Jesus’ Spiritual Warfare during His Passion

Jesus’ arrest, trial, and crucifixion put on display a rampant and unrestrained unfairness and cruelty that is hard to understand apart from demonic influence.  The night of Jesus’ arrest, the Jewish elders—men respected for their dignity and leadership—degenerated into madness as they spat on my Jesus, blindfolded him, and beat him.  “Prophesy,” they commanded. “Who is the one who hit you?” they said one after the other (Luke 22:64).  Next, the Romans whipped him mercilessly.  Rather than eliciting compassion from them, the bloodied and battered man served as the plaything of an entire battalion of soldiers.  They found a purple cloak and dressed his body in it; they twisted together some nasty thorns into the shape of a crown and put it on his head.  Mocking and laughing, they each took turns kneeling before my Jesus and saluting him, “Hail, King of the Jews” (John 19:3).  Their insatiable cruelty still unsatisfied, they whacked him in the head with a reed, driving that thorny crown deeper and deeper into his scalp.  Even once Jesus finally reached the place of the skull, he was not given any respite from their spiteful viciousness.  Once crucified and hanging on the cross, his life ebbing, his blood dripping, his body dying, he was not left alone by the onlookers.  The passersby, rather than feeling compassion for this poor man, wagged their heads and said, “Ha!  You who are going to destroy the temple and rebuild it in three days, save yourself, and come down from the cross!” (Mark 15:29-30).  The chief priests, their vindictive rancor still unabated, shouted out, “He saved others; he cannot save himself.  Let this Christ, the King of Israel, now come down from the cross, so that we may see and believe!” (Mark 15:31-32).  Even the man crucified next to him hurled abuse at him and mockingly asked, “Are you not the Christ?  Save yourself and us!” (Luke 23:39).  Throughout the scene, we observe unmitigated hatred mixed with malicious brutality far beyond what makes sense from a natural perspective.  What we have here is not something explicable on the basis of human psychology but the result of ruthless demonic forces pulling the strings not only to kill but also to gloat over Jesus’ slow agonizing demise.

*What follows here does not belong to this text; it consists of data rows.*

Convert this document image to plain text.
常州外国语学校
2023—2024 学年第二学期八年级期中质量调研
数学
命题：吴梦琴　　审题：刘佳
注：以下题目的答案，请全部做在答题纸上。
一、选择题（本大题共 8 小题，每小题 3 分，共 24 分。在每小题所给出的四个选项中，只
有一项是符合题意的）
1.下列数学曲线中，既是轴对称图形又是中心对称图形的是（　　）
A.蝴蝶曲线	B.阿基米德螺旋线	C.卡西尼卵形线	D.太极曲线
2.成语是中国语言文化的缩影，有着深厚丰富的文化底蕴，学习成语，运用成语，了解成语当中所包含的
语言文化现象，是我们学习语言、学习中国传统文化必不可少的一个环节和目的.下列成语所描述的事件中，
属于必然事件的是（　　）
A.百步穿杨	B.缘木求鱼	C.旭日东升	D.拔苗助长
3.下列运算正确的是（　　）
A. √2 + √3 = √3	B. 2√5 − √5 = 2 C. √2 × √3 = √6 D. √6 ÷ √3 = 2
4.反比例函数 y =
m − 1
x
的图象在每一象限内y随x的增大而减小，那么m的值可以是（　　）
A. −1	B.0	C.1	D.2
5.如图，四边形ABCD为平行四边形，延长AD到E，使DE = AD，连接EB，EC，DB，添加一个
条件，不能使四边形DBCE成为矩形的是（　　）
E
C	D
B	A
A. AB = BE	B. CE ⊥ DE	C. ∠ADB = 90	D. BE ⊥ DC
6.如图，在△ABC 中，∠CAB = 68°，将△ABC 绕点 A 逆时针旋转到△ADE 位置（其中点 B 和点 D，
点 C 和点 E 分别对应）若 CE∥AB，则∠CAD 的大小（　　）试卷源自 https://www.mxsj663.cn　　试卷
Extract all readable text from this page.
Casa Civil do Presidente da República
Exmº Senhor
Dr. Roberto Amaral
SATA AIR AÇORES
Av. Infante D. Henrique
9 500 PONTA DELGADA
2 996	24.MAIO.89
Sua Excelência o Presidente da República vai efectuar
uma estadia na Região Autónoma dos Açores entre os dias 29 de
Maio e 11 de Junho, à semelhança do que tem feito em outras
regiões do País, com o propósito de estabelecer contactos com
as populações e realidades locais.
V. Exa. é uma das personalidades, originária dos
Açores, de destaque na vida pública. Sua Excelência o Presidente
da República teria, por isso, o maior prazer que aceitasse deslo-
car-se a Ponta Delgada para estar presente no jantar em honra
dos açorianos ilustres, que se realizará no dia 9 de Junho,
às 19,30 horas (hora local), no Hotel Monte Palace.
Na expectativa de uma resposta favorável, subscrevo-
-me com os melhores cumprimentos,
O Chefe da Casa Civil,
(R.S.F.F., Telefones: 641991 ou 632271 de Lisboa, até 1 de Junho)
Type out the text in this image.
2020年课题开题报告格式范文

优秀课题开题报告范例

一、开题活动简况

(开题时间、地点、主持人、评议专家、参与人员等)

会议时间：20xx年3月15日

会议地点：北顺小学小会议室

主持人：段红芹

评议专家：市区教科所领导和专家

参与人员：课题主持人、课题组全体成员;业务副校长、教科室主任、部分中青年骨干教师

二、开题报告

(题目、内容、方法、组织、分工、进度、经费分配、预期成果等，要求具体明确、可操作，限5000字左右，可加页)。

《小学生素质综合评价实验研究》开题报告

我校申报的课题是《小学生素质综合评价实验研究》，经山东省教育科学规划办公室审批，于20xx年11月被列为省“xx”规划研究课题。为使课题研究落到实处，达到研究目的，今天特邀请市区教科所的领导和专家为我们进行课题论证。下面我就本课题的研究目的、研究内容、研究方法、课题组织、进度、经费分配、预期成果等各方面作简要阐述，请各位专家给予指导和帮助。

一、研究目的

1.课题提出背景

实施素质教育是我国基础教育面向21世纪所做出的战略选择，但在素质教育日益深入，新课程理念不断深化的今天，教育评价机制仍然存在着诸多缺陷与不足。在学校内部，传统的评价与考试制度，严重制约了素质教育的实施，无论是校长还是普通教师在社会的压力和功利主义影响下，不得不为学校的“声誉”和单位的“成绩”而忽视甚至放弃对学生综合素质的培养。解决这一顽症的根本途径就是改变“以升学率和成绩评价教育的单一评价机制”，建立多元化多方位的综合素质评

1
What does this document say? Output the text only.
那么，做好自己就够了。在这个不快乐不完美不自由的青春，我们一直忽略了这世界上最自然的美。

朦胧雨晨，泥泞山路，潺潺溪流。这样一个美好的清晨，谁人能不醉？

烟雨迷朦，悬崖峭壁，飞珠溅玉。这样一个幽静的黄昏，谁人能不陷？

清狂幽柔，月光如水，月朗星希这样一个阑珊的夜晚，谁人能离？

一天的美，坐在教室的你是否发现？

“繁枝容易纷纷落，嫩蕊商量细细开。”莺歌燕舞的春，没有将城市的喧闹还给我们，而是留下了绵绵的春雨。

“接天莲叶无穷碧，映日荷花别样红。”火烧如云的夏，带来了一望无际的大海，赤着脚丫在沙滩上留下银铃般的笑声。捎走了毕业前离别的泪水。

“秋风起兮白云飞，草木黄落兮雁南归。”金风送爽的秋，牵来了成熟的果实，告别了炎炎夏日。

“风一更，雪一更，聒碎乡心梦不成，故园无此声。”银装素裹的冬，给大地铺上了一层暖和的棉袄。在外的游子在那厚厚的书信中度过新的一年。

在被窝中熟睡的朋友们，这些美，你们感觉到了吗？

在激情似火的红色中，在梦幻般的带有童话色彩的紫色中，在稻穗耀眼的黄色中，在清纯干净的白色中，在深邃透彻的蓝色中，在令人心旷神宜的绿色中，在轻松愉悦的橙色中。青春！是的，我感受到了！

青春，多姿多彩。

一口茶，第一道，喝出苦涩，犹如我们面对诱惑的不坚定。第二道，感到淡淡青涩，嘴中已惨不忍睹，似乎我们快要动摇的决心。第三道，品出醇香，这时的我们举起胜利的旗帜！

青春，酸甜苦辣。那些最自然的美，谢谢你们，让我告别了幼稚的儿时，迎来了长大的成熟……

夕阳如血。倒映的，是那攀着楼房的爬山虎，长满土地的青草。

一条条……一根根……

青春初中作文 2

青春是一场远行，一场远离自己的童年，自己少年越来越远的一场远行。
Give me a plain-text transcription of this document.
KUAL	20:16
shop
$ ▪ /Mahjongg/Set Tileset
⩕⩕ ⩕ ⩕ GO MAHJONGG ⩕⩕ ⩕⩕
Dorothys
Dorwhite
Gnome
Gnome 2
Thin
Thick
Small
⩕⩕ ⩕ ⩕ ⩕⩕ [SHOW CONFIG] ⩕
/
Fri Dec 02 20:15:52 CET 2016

Again, I ask why did Jesus have to endure such a nightmare?  Satan’s wild and uncontrolled rage against Christ blinded him from grasping God’s redemptive plan (1 Cor 2.7).  In the end, he neither reviled the mockers nor threatened the torturers but died trusting in God (1 Pet 2.23).  Jesus did not crack; he did not give in; he did not falter.  With the torrent and flood of malice and cruelty aimed at him, like a sponge he absorbed it all.  Steve Chalke puts it this way:

On the cross Jesus took on the ideology that violence is the ultimate solution by “turning the other cheek” and refusing to return evil for evil, willingly absorbing its impact within his own body…Just as a lightning-conductor soaks up powerful and destructive bolts of electricity, so Jesus, as he hung on that cross, soaked up all the forces of hate, rejection, pain and alienation all around him.[1]

Never did he lose control of his mind, his emotions, his pride.  In the end, his death did something; it changed everything.


 

[1] Steve Chalke, The Lost Message of Jesus, (Grand Rapids: Zondervan, 2003), p. 179.